Here's the latest update from the UN human rights commissioner were they again allege Israel bombing civilian buildings.

Pretty much everything that's coming out of there from civilians themselves, from journalists, the UN and even Israel paints a pretty clear picture of the IDF dropping thousands of bombs on civilians. But I guess you'd rather pretend that there's some uncertainty and doubt about this.

[–] Zoop 5 points 1 year ago

Thank you. This is an important and well-done comment and I appreciate you for it.

[–] badelf@lemmy.ml 3 points 1 year ago (2 children)

Not condoning, but no different from Russia, Syria, Turkey and probably 20 terrorist governments I can't name in Africa. (Except the Brits apartheid in So. Africa.) It's time for a universal revolution where locals take back their own land and get rid of all big governments eveywhere. Go back to a tribal system.
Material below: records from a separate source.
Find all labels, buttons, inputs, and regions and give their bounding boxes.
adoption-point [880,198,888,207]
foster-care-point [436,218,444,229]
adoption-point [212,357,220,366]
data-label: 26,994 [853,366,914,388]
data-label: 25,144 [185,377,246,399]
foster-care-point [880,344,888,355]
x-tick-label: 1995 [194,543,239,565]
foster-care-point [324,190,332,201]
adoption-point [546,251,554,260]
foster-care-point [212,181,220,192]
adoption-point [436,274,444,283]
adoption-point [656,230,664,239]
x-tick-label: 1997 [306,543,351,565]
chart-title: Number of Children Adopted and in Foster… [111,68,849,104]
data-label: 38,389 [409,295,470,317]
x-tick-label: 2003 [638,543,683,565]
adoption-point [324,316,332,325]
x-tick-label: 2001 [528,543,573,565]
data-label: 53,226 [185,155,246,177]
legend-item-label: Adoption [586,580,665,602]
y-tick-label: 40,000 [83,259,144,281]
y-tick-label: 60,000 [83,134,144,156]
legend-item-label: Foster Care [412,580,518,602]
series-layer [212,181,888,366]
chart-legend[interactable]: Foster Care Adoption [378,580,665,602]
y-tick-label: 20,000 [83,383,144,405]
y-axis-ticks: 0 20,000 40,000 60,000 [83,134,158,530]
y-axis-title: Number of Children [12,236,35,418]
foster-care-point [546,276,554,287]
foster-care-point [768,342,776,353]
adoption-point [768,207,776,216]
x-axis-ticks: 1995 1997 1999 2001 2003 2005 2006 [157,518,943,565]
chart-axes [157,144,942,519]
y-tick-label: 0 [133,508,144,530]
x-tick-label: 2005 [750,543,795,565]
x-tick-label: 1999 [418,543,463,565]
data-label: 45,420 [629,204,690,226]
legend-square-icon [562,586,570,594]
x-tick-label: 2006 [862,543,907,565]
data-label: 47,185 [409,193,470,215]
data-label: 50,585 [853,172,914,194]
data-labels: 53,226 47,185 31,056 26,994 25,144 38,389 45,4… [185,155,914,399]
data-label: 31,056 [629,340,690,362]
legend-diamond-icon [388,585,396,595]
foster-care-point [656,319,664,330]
[–] Justfollowingorders1@lemmy.ml 7 points 1 year ago

Lmaooo. Yeah okay.

[–] s_s@lemmy.one 7 points 1 year ago (1 children)

We live in an unprecedented time of compromising pluralistic societies and international cooperation.

This guy: "lets go back to tribalism"

[–] badelf@lemmy.ml 1 points 1 year ago

Where's your list of compromising, clean hand nations?